Describing his own experience taking 15 pastors to the West Bank, Roberts advised the mostly oldline Protestant audience not to approach the West Bank as a political issue.

“You aren’t going to change these people, I am,” Roberts said of interactions with Evangelicals who support Israel. “And I won’t be able to change the old guys, it’s the younger guys.”

  1. Comment by John Erthein on May 23, 2013 at 5:06 pm

    Dispensationalism is the favorite whipping boy of the anti-Israel lobby in our churches. But as the article notes, most evangelicals who support Israel are NOT dispensationalists.

  2. Comment by raybnnstr on May 23, 2013 at 6:12 pm

    John, that is so true. Most evangelicals I know are pro-Israel but don’t have a clue what dispensationalism is. I think what it comes down to is that churches like this one are swayed by the Muslim propaganda machine, but instead of admitting that, they prefer to associate being pro-Israel with something as outre as dispensationalism. Give them enough time, maybe they can prove Jesus was a Palestinian and not a Jew.

    When I hear an evangelical pastor claiming he is getting all huggy with imams, I’m betting that the imams are enjoying a good laugh behind closed doors. “Those stupid infidels! Give them a good sob story and you have them in the palm of your hand!”
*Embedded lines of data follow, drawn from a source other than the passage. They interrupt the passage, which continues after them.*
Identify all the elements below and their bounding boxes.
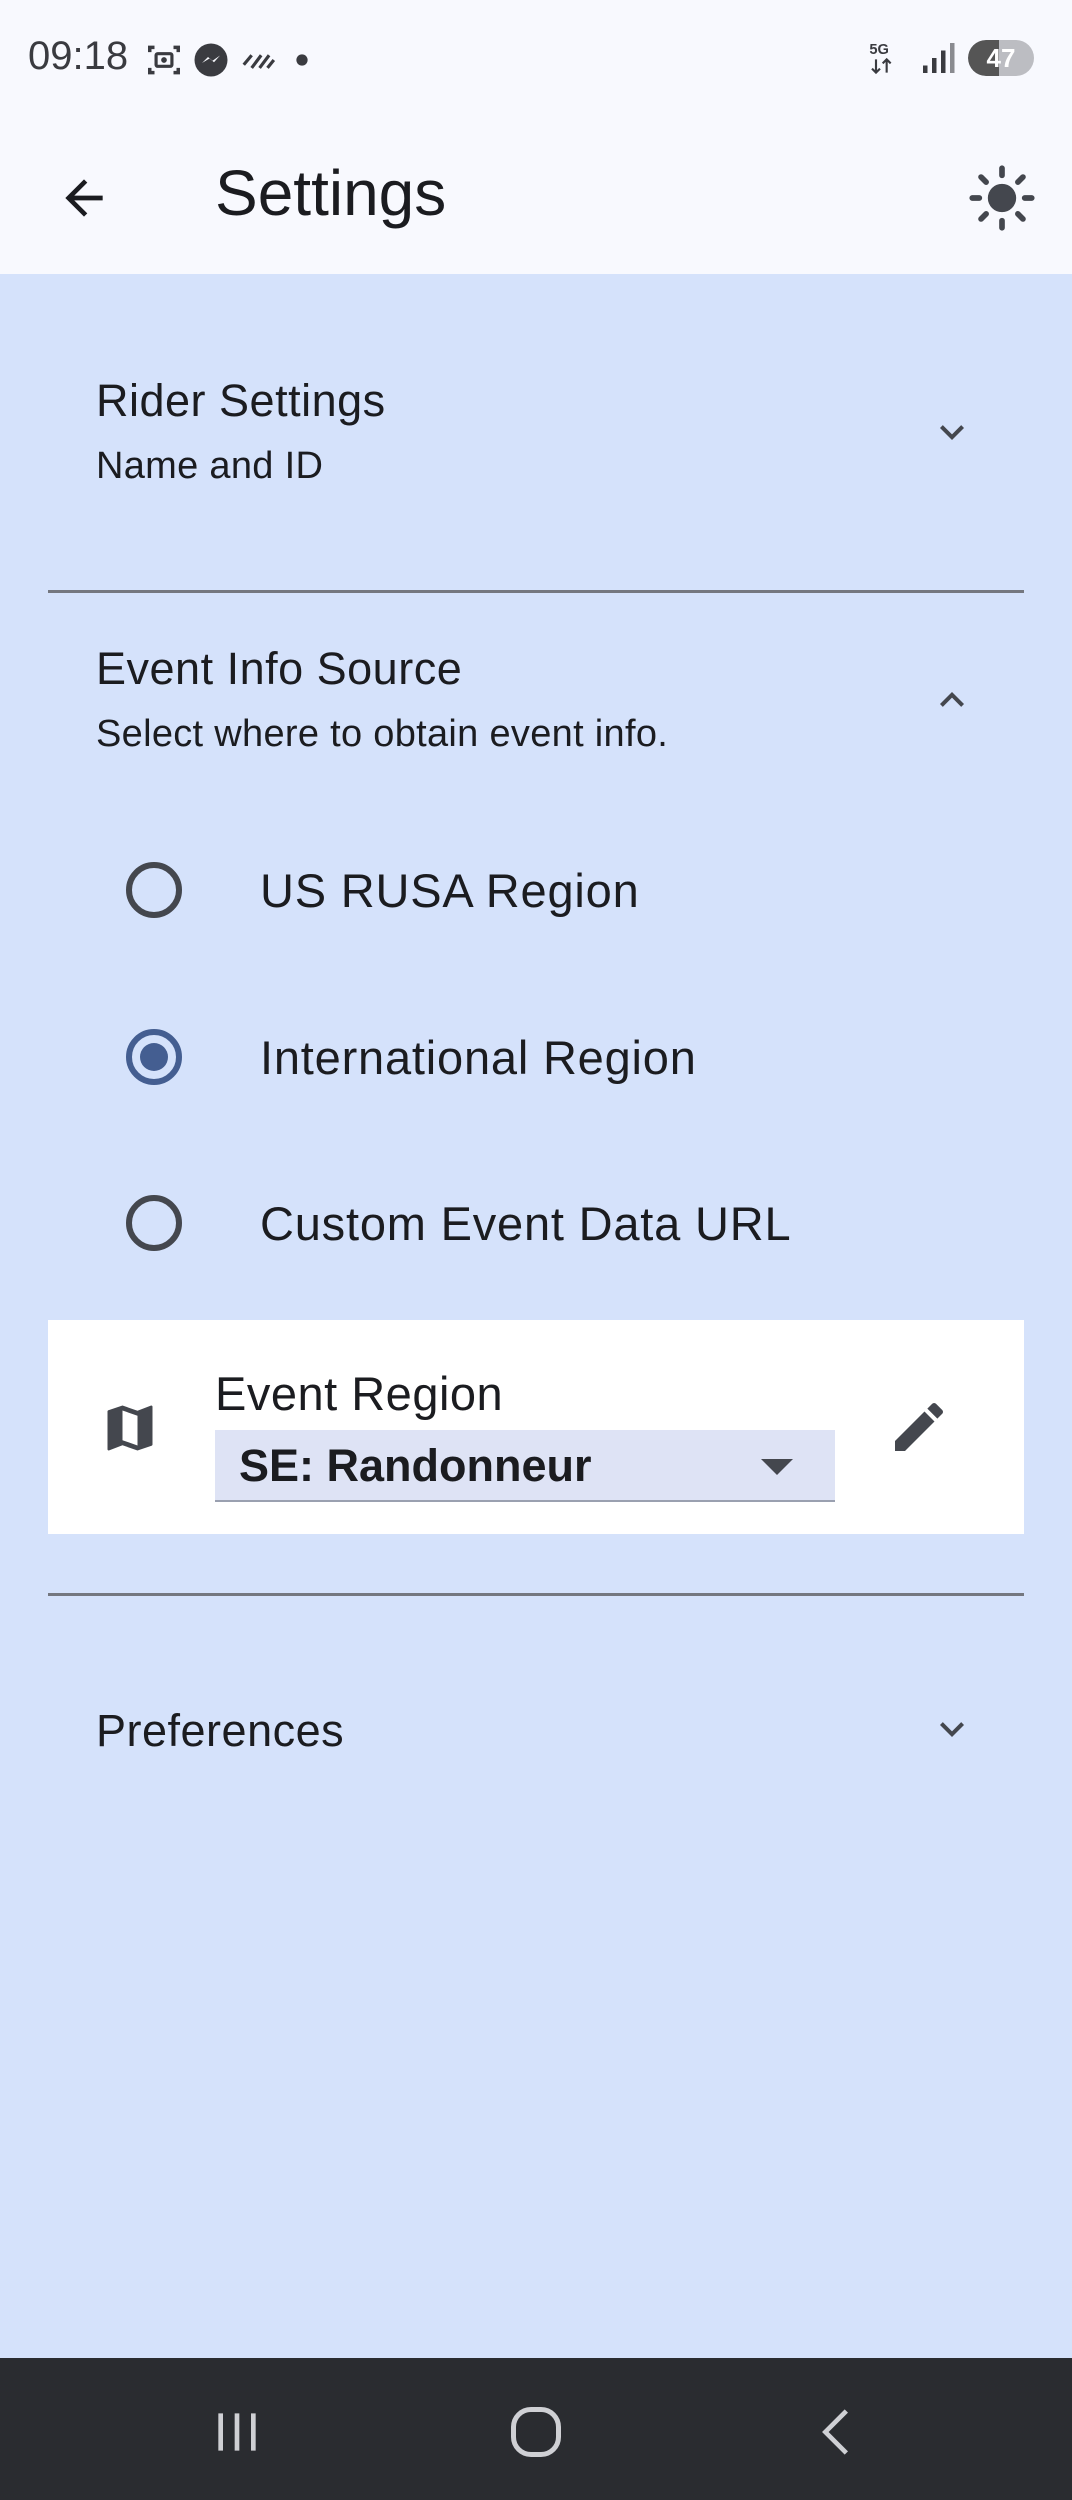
event-info-subtitle: Select where to obtain event info. <box>96 713 669 755</box>
radio-label: US RUSA Region <box>260 863 640 917</box>
radio-option-custom-url[interactable]: Custom Event Data URL <box>96 1168 976 1278</box>
pencil-icon <box>895 1402 944 1451</box>
radio-button[interactable] <box>126 1029 182 1085</box>
dropdown-arrow-icon <box>761 1459 793 1475</box>
app-bar: Settings <box>0 120 1072 274</box>
map-icon <box>107 1405 153 1451</box>
sun-icon <box>969 165 1035 231</box>
home-icon <box>511 2407 561 2457</box>
preferences-expand-button[interactable] <box>928 1705 976 1753</box>
event-info-title: Event Info Source <box>96 643 463 694</box>
status-icons-left <box>145 40 317 80</box>
radio-button[interactable] <box>126 1195 182 1251</box>
back-button[interactable] <box>48 162 120 234</box>
recent-apps-button[interactable] <box>197 2392 277 2472</box>
page-title: Settings <box>215 157 447 229</box>
radio-label: Custom Event Data URL <box>260 1196 792 1250</box>
radio-option-international[interactable]: International Region <box>96 1002 976 1112</box>
divider <box>48 1593 1024 1596</box>
nav-back-button[interactable] <box>797 2392 877 2472</box>
chevron-up-icon <box>940 692 964 707</box>
divider <box>48 590 1024 593</box>
event-info-collapse-button[interactable] <box>928 676 976 724</box>
notification-dot-icon <box>296 54 308 66</box>
battery-indicator: 47 <box>968 40 1034 76</box>
event-info-header[interactable]: Event Info Source Select where to obtain… <box>96 643 976 756</box>
preferences-title: Preferences <box>96 1705 345 1756</box>
theme-toggle-button[interactable] <box>962 158 1042 238</box>
back-icon <box>822 2409 848 2455</box>
network-5g-icon: 5G <box>869 42 892 75</box>
preferences-header[interactable]: Preferences <box>96 1705 976 1757</box>
rider-settings-title: Rider Settings <box>96 375 386 426</box>
home-button[interactable] <box>496 2392 576 2472</box>
network-label: 5G <box>869 42 889 58</box>
event-region-card: Event Region SE: Randonneur <box>48 1320 1024 1534</box>
screenshot-icon <box>148 45 180 75</box>
edit-region-button[interactable] <box>884 1392 954 1462</box>
radio-dot <box>140 1043 168 1071</box>
rider-settings-subtitle: Name and ID <box>96 445 324 487</box>
radio-option-us-rusa[interactable]: US RUSA Region <box>96 835 976 945</box>
status-bar: 09:18 5G 47 <box>0 0 1072 120</box>
battery-level: 47 <box>986 42 1016 73</box>
chevron-down-icon <box>940 425 964 440</box>
recent-apps-icon <box>218 2413 256 2451</box>
arrow-back-icon <box>65 179 103 217</box>
radio-button[interactable] <box>126 862 182 918</box>
event-region-label: Event Region <box>215 1367 504 1420</box>
event-region-value: SE: Randonneur <box>239 1440 592 1491</box>
system-nav-bar <box>0 2358 1072 2500</box>
rider-settings-expand-button[interactable] <box>928 408 976 456</box>
signal-icon <box>923 43 955 73</box>
rider-settings-header[interactable]: Rider Settings Name and ID <box>96 375 976 488</box>
messenger-icon <box>194 43 228 77</box>
data-saver-icon <box>242 54 276 69</box>
event-region-dropdown[interactable]: SE: Randonneur <box>215 1430 835 1502</box>
status-icons-right: 5G 47 <box>868 38 1034 78</box>
status-time: 09:18 <box>28 34 129 78</box>
chevron-down-icon <box>940 1722 964 1737</box>
radio-label: International Region <box>260 1030 697 1084</box>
  3. Comment by Paul Zesewitz on May 24, 2013 at 7:34 pm

    So in other words, we’re supposed to get along with the people that bombed the US on 9-11 and the Brits on their subway system, just for examples? If this guy wants to get along with terrorists, my hat will be off to him, if he can succeed! My support is for Israel simply because they are God’s people. (That would be the God of the Old Testament, not the ‘god’ of the Quran) That’s what I thought. This pastor is obviously deluded. Perhaps he should join one of these mainline denominations he was addressing!!!!

  4. Comment by Blargette on December 28, 2016 at 1:11 pm

    We are to witness to them, not fall in with them. I pray for Pastor Roberts and his poor flock.

  5. Comment by nmterry on May 25, 2013 at 8:42 pm

    When a brother feels the need to change his position on important yet non essential doctrine, why is it he feels the need to demean and diminish the honest non essential doctrines of others? It’s like he’s saying I’m too embarrassed about changing my mind so I’ll deflect the attention onto those I once agreed with by demeaning them…..it’s just bad for the faith no matter where you fall on the issue. Shame on him.

  6. Comment by Cynthia Curran on May 28, 2013 at 6:11 pm

    True, there is a lot of anti-Isreal also on the right Pat Buchnana has a following and so does Ron Paul who are anti-Isreal.

  7. Comment by Cynthia Curran on May 28, 2013 at 6:17 pm

    Not certain if Evangelicals are as supported of Isreal as people believed. Gary North is teaming up with Ron Paul who defintely complains about Jewwish influence in the Republican Party like the Neo-Cons or Shelton Addison. They are coming up with a homeschooled program. war Ii though.

  8. Pingback by Middle East Peace Coalition Sees Worsening Conditions for Christians | Juicy Ecumenism - The Institute on Religion & Democracy's Blog on May 29, 2013 at 12:10 pm

    […] Note: This is the second of two articles about the 2013 Churches for Middle East Peace advocacy conference. To read about the keynote address by Pastor Bob Roberts, please click here. […]

  9. Comment by LoveIsrael.com on August 28, 2013 at 8:00 am

    I support Israel because it is the birthplace of God.